16. November 2017
Andreas Görler

Andreas Görler: Keine Garantien, aber Rendite

„Die jahrzehntelang antrainierte Mentalität, dass man Altersvorsorge über die gesetzliche Rentenversicherung, Lebensversicherungen, festverzinsliche deutsche Staatsanleihen und Festgelder gestalten kann, gilt nicht mehr“, so Andreas Görler

Andreas Görler über die Renditechancen bei der Altersvorsorge

Unabhängig davon, wann wir in den Ruhestand gehen, muss davon ausgegangen werden, dass die gesetzliche Rente in vielen Fällen nicht ausreichen wird, um den Lebensstandard im Alter zu halten. Aktuell geht man davon aus, dass 80 bis 85 Prozent des letzten Nettogehaltes ausreichen sollten, um keine wesentlichen Abstriche machen zu müssen. Allerdings ist davon auszugehen, dass das Rentenniveau zum Jahr 2030, wenn die geburtenstarken Jahrgänge in den Ruhestand gehen, auf etwa 43 Prozent sinken wird.

Schon seit Jahren ist es daher sinnvoll, selbst einen Teil der Altersvorsorge in die Hand zu nehmen. Leider ist das bisherige Anlageverhalten nicht geeignet, einen Substanzerhalt, geschweige denn einen Vermögensaufbau, zu gewährleisten. Von den 5,7 Billionen Euro Anlagevermögen sind 3,50 Billionen auf Tagesgeld-, Spar- und Festgeldkonten geparkt. Etwa eine Billion ist in Lebensversicherungen investiert.

Das Sicherheitsdenken und der Wunsch nach Garantien sind bei deutschen Sparern immer noch stark verankert. Von einer Aktienkultur wie in den USA oder in den europäischen Nachbarländern ist man noch weit entfernt. So bevorzugen viele Kunden immer noch Anlagestrategien mit niedriger Mindestverzinsung und ohne hohe Risiken gegenüber Strategien mit einem höheren Chance-Risiko-Profil.

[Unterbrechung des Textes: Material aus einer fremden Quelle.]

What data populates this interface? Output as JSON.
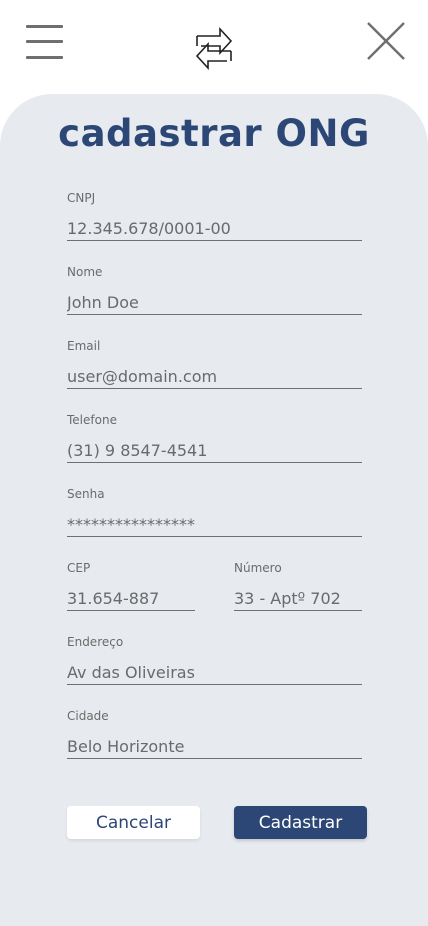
{
  "header": {
    "menu_icon": "hamburger-menu-icon",
    "swap_icon": "swap-arrows-icon",
    "close_icon": "close-icon"
  },
  "page": {
    "title": "cadastrar ONG"
  },
  "form": {
    "cnpj": {
      "label": "CNPJ",
      "value": "12.345.678/0001-00"
    },
    "nome": {
      "label": "Nome",
      "value": "John Doe"
    },
    "email": {
      "label": "Email",
      "value": "user@domain.com"
    },
    "telefone": {
      "label": "Telefone",
      "value": "(31) 9 8547-4541"
    },
    "senha": {
      "label": "Senha",
      "value": "****************"
    },
    "cep": {
      "label": "CEP",
      "value": "31.654-887"
    },
    "numero": {
      "label": "Número",
      "value": "33 - Aptº 702"
    },
    "endereco": {
      "label": "Endereço",
      "value": "Av das Oliveiras"
    },
    "cidade": {
      "label": "Cidade",
      "value": "Belo Horizonte"
    }
  },
  "actions": {
    "cancel_label": "Cancelar",
    "submit_label": "Cadastrar"
  },
  "colors": {
    "primary": "#2c4775",
    "card_background": "#e7eaef",
    "icon_gray": "#6f6f6f"
  }
}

Vielen Kunden sind der Preis einer Kapitalgarantie und der Zusammenhang mit dem Zinsniveau einer Volkswirtschaft immer noch nicht klar. Garantien sind umso teurer, je niedriger das Zinsniveau ist. Bei einem sicheren Zins * von 0,5 Prozent betragen die Garantiekosten bereits das Doppelte der eingezahlten Beiträge. Insbesondere bei langen Laufzeiten stehen die Kosten in keinem Verhältnis zum Nutzen.

Die Altersvorsorge sollte auf mehrere Säulen verteilt werden. Für die meisten Menschen bleibt die gesetzliche Rente das wichtigste Standbein. Viele Unternehmen bieten auch unterschiedliche Varianten der betrieblichen Altersvorsorge. Die Angebote sind allerdings nicht immer besonders transparent.

Zudem ist es notwendig, den Aktienanteil in den Portfolios deutlich zu erhöhen, um akzeptable Renditen zu erreichen. Außerdem muss man beim Einsatz von Rentenpapieren viel aktiver werden und sich verstärkt Unternehmensanleihen und Währungsanleihen anschauen. Wenn man einen Blick auf aktuelle Erhebungen wirft, benötigt man einen Aktienanteil von rund 55 Prozent, um nach Kosten und Steuern eine jährliche Wertsteigerung von zwei Prozent zu erzielen. Das bedeutet automatisch, dass sich der deutsche Anleger auf höhere Volatilität im Portfolio einstellen und diese auch aushalten muss.

Über den Autor

Andreas Görler ist Senior Wealthmanager bei der Wellinvest – Pruschke & Kalm GmbH in Berlin.